Chief Operations Officer,
Carers Association Southern Staffordshire
Comment date
17 November 2016
There doesn't seem to be any consideration for informal Carers , who provide the majority of care in our communities with little recognition or support for what they do. They save the NHS and Local Authorities £ millions, but rarely get acknowledged or given a break. The Care Act has increased the opportunity for them to be assessed but not necessarily gain support. What difference will STPs make to Carers?

Allan Hargreaves

irrelevant to the subject
Comment date
14 November 2016
Unfortunately this debate is always cast in terms of "investment" versus cuts. Surely the starting point should be a really open debate on:
1. what we as a nation are willing to spend on the combined LA and health budget.
2. how we can most effectively bring together these 2 budgets.
If we don't do this, the issue of improving overall efficiency will be lost in strident political debate of the worst kind.
This issue is fundamentally apolitical, and it is completely wrong to politicise it.
As the KF's own study has shown, what we spend on health is roughly in line with what other advanced economies (except of course the US) spend.

George Coxon

Portfolio of roles across H&SC,
Comment date
03 November 2016
It take a brave person 'in the system' as it were to speak out about the impact and risks placed upon the public, patients and H&SC providers arising from cuts upon cuts amidst perpetual new slogans and acronyms generated from the so called 'centre'. I was not so long ago a loyal servant of the high command of NHS senior management but have now migrated back to a level of 'real' front line care work with a multiple range of part time jobs including owning care homes affording me some freedom to respond to QIPPs, FYFVs, Vanguards, New Care Models and STPs with a healthy independent scepticism. I am able to reaffirm my clinical skills and lead by example I believe in direct contact with some of our most vulnerable citizens who deserve the best care we can offer. I still have some faith in making positive impactful noise, instilling enthusiasm and kindness in my staff being inspired by them and inspiring in return as much as I can. The embedding of curiosity in how we look after our residents in my care homes and creating a strong culture of belief based on respect & ownership is the essence of reflection and improvement? If STPs don't feel real to us all and genuine capturing hearts and minds being simply another form of dressing up a justification for lack of investment in essential care and treatment then my efforts to retain optimism and trust will diminish as will that of many of my determined and proud fellow advocates for innovation and sustainable services. Too many disingenuous double speaking by the self interested is creating more cynicism and burnout of good people I've got ideas and energy for the 'in it together' principle but sharing risk and putting best or common interest first must prevail. As must meeting true costs of care and investing not disinvesting in such areas as social care or mental health.

Occams Razor

Comment date
03 November 2016
What is it about Greater Manchester's STP that was done well as all seems pretty quiet in that part of the country?
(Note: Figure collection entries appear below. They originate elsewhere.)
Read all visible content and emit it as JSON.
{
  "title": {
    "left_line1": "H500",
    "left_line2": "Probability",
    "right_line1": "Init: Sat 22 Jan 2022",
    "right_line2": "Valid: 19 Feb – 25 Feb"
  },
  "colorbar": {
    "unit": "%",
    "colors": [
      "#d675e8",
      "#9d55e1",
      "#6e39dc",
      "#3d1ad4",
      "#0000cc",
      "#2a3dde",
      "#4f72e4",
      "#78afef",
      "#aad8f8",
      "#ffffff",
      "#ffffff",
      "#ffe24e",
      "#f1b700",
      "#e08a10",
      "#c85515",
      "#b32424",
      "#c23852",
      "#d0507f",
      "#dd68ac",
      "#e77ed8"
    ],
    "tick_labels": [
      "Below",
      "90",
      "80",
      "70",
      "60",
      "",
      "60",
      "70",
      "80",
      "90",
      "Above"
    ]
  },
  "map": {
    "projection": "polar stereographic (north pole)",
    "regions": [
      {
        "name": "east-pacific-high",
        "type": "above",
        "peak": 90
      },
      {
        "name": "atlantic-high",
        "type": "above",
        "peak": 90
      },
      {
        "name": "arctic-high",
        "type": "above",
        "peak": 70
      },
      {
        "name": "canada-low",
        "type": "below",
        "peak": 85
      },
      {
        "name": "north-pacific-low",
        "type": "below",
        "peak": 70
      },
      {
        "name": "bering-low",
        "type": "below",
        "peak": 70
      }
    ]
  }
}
Was it because their STP was effectively published a year ago and little is new?

Daniel Casson

Head of Business Development,
Jewish Care
Comment date
03 November 2016
The process has been top down without public involvement. Hugh, when calling for greater collaboration you call on a strengthening of the "involvement in the content of the plans – particularly among clinicians and other frontline staff, local authorities, patients and the public".
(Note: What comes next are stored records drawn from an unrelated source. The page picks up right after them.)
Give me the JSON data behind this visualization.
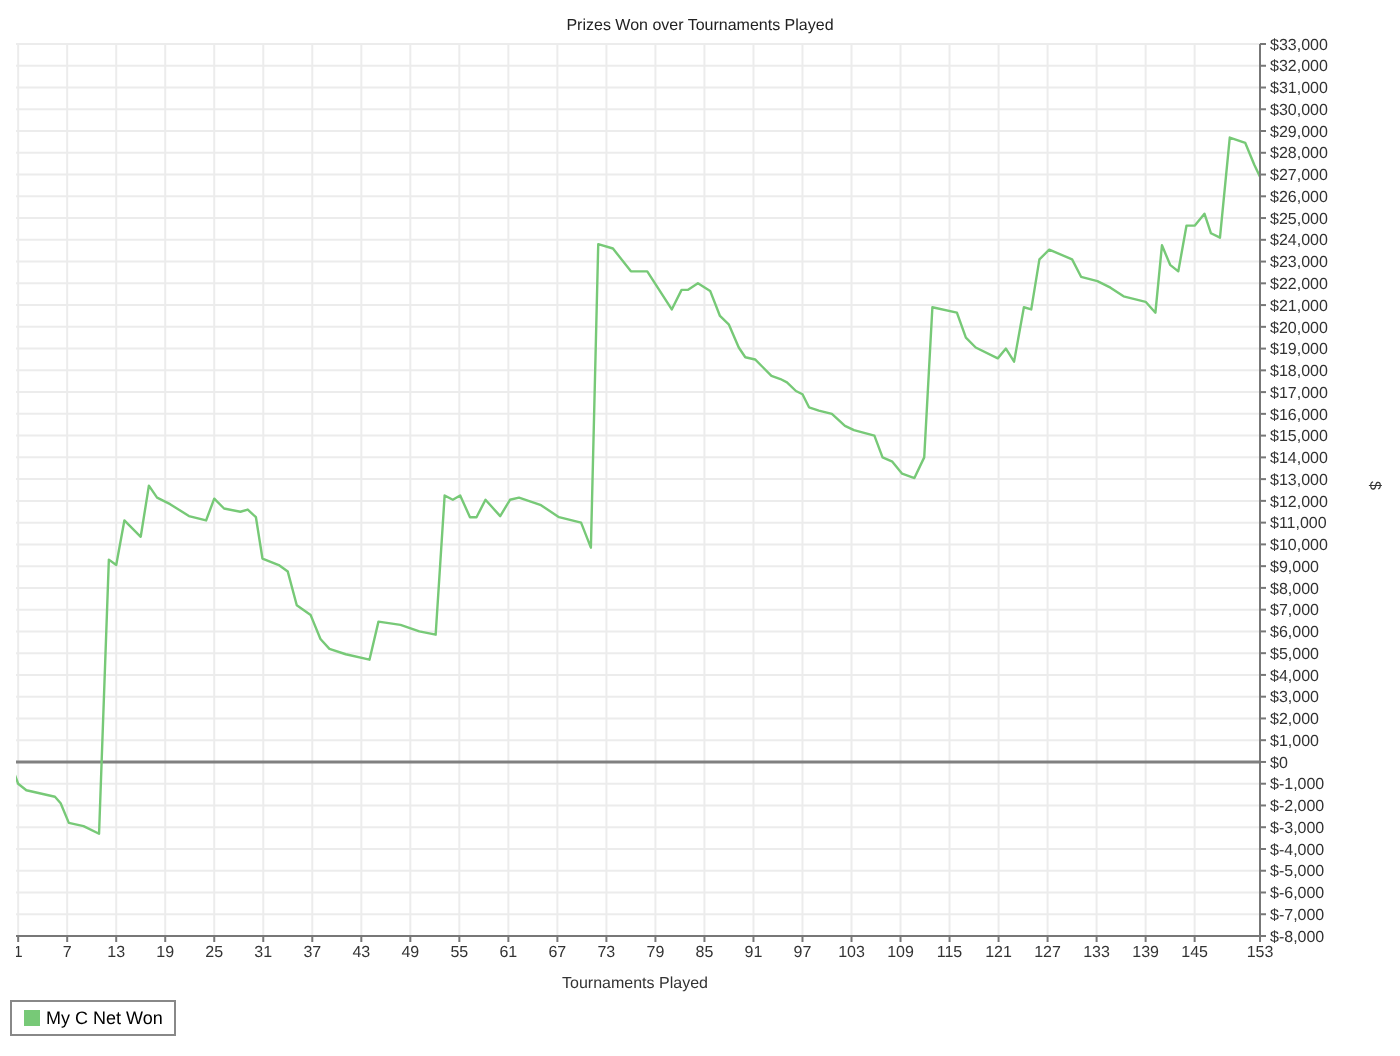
{
  "chart_data": {
    "type": "line",
    "title": "Prizes Won over Tournaments Played",
    "xlabel": "Tournaments Played",
    "ylabel": "$",
    "x": [
      0,
      1,
      2,
      5.5,
      6.2,
      7.2,
      9,
      10.9,
      12.1,
      13,
      14,
      16,
      17,
      18,
      19.6,
      21.9,
      24,
      25,
      26.2,
      28.2,
      29.1,
      30.1,
      30.9,
      32.9,
      34,
      35.1,
      36.8,
      38,
      39.1,
      41.1,
      44,
      45.1,
      47.8,
      50.1,
      52.1,
      53.2,
      54.2,
      55.1,
      56.3,
      57.1,
      58.2,
      60,
      61.2,
      62.3,
      65,
      67.2,
      69.9,
      71.1,
      72,
      73.8,
      76,
      78,
      81,
      82.2,
      83,
      84.2,
      85.7,
      86.9,
      88,
      89.2,
      90,
      91.2,
      92,
      93.2,
      94.3,
      95.1,
      96.2,
      97,
      97.8,
      99,
      100.6,
      102.2,
      103.3,
      105.8,
      106.8,
      108,
      109.2,
      110.7,
      111.9,
      112.9,
      115.9,
      117,
      118.2,
      120.9,
      121.9,
      122.9,
      124.1,
      125,
      126,
      127.2,
      130,
      131.1,
      133.1,
      134.7,
      136.3,
      139,
      140.2,
      141,
      142,
      143,
      144,
      145,
      146.2,
      147,
      148.1,
      149.3,
      151.2,
      152.3,
      153
    ],
    "series": [
      {
        "name": "My C Net Won",
        "color": "#77c977",
        "values": [
          0,
          -1000,
          -1300,
          -1600,
          -1900,
          -2800,
          -2950,
          -3300,
          9300,
          9050,
          11100,
          10350,
          12700,
          12150,
          11850,
          11300,
          11100,
          12100,
          11650,
          11500,
          11600,
          11250,
          9350,
          9050,
          8750,
          7200,
          6750,
          5650,
          5200,
          4950,
          4700,
          6450,
          6300,
          6000,
          5850,
          12250,
          12050,
          12250,
          11250,
          11250,
          12050,
          11300,
          12050,
          12150,
          11800,
          11250,
          11000,
          9850,
          23800,
          23600,
          22550,
          22550,
          20800,
          21700,
          21700,
          22000,
          21650,
          20500,
          20100,
          19050,
          18600,
          18500,
          18200,
          17750,
          17600,
          17450,
          17050,
          16900,
          16300,
          16150,
          16000,
          15450,
          15250,
          15000,
          14000,
          13800,
          13250,
          13050,
          14000,
          20900,
          20650,
          19500,
          19050,
          18550,
          19000,
          18400,
          20900,
          20800,
          23100,
          23550,
          23100,
          22300,
          22100,
          21800,
          21400,
          21150,
          20650,
          23750,
          22850,
          22550,
          24650,
          24650,
          25200,
          24300,
          24100,
          28700,
          28450,
          27450,
          26900
        ]
      }
    ],
    "xlim": [
      0,
      153
    ],
    "xticks": [
      1,
      7,
      13,
      19,
      25,
      31,
      37,
      43,
      49,
      55,
      61,
      67,
      73,
      79,
      85,
      91,
      97,
      103,
      109,
      115,
      121,
      127,
      133,
      139,
      145,
      153
    ],
    "ylim": [
      -8000,
      33000
    ],
    "yticks": [
      {
        "value": -8000,
        "label": "$-8,000"
      },
      {
        "value": -7000,
        "label": "$-7,000"
      },
      {
        "value": -6000,
        "label": "$-6,000"
      },
      {
        "value": -5000,
        "label": "$-5,000"
      },
      {
        "value": -4000,
        "label": "$-4,000"
      },
      {
        "value": -3000,
        "label": "$-3,000"
      },
      {
        "value": -2000,
        "label": "$-2,000"
      },
      {
        "value": -1000,
        "label": "$-1,000"
      },
      {
        "value": 0,
        "label": "$0"
      },
      {
        "value": 1000,
        "label": "$1,000"
      },
      {
        "value": 2000,
        "label": "$2,000"
      },
      {
        "value": 3000,
        "label": "$3,000"
      },
      {
        "value": 4000,
        "label": "$4,000"
      },
      {
        "value": 5000,
        "label": "$5,000"
      },
      {
        "value": 6000,
        "label": "$6,000"
      },
      {
        "value": 7000,
        "label": "$7,000"
      },
      {
        "value": 8000,
        "label": "$8,000"
      },
      {
        "value": 9000,
        "label": "$9,000"
      },
      {
        "value": 10000,
        "label": "$10,000"
      },
      {
        "value": 11000,
        "label": "$11,000"
      },
      {
        "value": 12000,
        "label": "$12,000"
      },
      {
        "value": 13000,
        "label": "$13,000"
      },
      {
        "value": 14000,
        "label": "$14,000"
      },
      {
        "value": 15000,
        "label": "$15,000"
      },
      {
        "value": 16000,
        "label": "$16,000"
      },
      {
        "value": 17000,
        "label": "$17,000"
      },
      {
        "value": 18000,
        "label": "$18,000"
      },
      {
        "value": 19000,
        "label": "$19,000"
      },
      {
        "value": 20000,
        "label": "$20,000"
      },
      {
        "value": 21000,
        "label": "$21,000"
      },
      {
        "value": 22000,
        "label": "$22,000"
      },
      {
        "value": 23000,
        "label": "$23,000"
      },
      {
        "value": 24000,
        "label": "$24,000"
      },
      {
        "value": 25000,
        "label": "$25,000"
      },
      {
        "value": 26000,
        "label": "$26,000"
      },
      {
        "value": 27000,
        "label": "$27,000"
      },
      {
        "value": 28000,
        "label": "$28,000"
      },
      {
        "value": 29000,
        "label": "$29,000"
      },
      {
        "value": 30000,
        "label": "$30,000"
      },
      {
        "value": 31000,
        "label": "$31,000"
      },
      {
        "value": 32000,
        "label": "$32,000"
      },
      {
        "value": 33000,
        "label": "$33,000"
      }
    ],
    "ref_lines": [
      {
        "axis": "y",
        "value": 0,
        "color": "#808080"
      }
    ],
    "grid": true,
    "legend": "bottom left",
    "marker": "none",
    "line_style": "solid"
  }
}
You miss out a vital section - those of us involved in social care who are subsidising the public purse by millions supporting people in their own homes, in places they live with housing with care and in the community. Without realising that community is vital for supporting our health and social care structure the STPs will follow the same path of integration without real co-production and collaboration.

The NHS has been turned on its head since 1948 with the original power of the consultants being passed down to more consultative bodies. Now is the time for revolution, for community to be involved as a building block of health and social care.